Esperar sin miedo: la justicia de Dios es segura
Una de las cosas que más me ha consolado de Salmos 37 es esa certeza de que Dios está al mando y que, en su tiempo, hará justicia. Porque a veces parece que los malos llevan la delantera, que sus malas acciones no tienen consecuencias. Pero la verdad es que esa arrogancia no es más que una ilusión pasajera. Dios conoce el final de la historia, y se ríe ante la falsa seguridad de quienes creen que pueden salirse con la suya. Saber esto me libera de la ansiedad, de querer tomar justicia con mis propias manos y me recuerda que la verdadera justicia viene de Él, siempre.

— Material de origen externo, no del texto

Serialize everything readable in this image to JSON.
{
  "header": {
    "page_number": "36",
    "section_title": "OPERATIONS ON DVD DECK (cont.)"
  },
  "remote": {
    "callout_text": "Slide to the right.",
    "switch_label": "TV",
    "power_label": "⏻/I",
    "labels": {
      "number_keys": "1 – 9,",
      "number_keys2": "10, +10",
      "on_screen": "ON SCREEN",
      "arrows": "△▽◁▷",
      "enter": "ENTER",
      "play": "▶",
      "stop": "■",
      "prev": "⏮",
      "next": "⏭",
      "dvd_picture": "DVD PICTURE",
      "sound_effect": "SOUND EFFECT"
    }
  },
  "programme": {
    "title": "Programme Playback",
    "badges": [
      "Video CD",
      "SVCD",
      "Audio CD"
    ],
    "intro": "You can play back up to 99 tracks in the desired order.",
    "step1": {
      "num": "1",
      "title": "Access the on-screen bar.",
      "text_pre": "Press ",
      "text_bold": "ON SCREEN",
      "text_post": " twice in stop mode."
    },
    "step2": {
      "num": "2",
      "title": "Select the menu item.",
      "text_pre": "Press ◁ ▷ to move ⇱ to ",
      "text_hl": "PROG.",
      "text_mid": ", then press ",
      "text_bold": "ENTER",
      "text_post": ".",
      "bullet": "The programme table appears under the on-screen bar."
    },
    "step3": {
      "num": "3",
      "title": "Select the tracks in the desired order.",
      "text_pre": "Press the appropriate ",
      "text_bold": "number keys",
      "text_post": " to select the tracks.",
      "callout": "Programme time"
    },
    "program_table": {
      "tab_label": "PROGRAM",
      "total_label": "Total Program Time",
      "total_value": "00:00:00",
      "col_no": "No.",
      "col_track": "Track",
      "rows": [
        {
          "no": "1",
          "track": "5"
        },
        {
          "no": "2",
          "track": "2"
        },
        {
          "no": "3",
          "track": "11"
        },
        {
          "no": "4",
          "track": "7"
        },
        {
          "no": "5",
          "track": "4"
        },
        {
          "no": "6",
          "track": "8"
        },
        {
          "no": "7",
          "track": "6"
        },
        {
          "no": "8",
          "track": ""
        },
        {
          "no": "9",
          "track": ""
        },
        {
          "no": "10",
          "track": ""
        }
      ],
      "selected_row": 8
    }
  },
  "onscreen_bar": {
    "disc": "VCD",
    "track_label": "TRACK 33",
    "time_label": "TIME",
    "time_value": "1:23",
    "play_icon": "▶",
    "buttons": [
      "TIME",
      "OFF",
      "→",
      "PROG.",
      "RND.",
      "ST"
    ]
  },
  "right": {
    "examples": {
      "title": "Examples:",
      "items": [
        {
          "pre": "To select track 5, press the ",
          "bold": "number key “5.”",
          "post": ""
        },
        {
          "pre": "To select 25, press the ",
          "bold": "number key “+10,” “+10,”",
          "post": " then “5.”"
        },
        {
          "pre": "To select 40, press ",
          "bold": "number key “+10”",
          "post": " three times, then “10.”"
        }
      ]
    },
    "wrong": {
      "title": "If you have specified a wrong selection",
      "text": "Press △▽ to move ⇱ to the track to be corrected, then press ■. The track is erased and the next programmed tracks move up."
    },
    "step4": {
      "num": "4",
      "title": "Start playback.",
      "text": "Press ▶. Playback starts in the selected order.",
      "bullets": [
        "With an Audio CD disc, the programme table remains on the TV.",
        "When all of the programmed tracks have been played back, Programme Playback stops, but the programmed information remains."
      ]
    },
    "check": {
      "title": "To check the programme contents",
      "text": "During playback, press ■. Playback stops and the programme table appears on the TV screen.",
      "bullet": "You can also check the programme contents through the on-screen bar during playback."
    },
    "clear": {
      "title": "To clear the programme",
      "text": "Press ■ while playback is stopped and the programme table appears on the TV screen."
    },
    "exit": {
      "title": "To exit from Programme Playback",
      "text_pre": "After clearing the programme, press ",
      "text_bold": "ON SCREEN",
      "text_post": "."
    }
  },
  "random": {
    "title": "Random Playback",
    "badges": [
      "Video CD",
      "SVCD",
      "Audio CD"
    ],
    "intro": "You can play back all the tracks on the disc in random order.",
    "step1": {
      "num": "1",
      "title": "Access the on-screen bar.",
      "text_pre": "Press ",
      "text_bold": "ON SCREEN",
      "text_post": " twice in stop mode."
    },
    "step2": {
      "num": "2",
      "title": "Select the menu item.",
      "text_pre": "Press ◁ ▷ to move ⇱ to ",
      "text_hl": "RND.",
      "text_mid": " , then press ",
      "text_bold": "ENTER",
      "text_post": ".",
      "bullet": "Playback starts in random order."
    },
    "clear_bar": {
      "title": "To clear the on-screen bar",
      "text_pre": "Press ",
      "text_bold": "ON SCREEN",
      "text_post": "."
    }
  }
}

Dios camina con nosotros y cuida cada paso
Lo que más me llena el corazón es pensar que Dios no es un espectador lejano. Él sostiene nuestros pasos cuando tropezamos, levanta nuestra mirada cuando el cansancio nos quiere vencer. El salmo habla de un Dios que no solo nos protege, sino que asegura un futuro para nosotros y para quienes amamos. Cuando la vida pesa, esa cercanía se siente como un abrazo cálido que dice: “No estás solo, yo voy contigo”. Para cualquiera que esté pasando por un momento difícil, esa es una promesa que da fuerza para seguir, para esperar con confianza y encontrar paz, verdadera paz, en medio de la tormenta.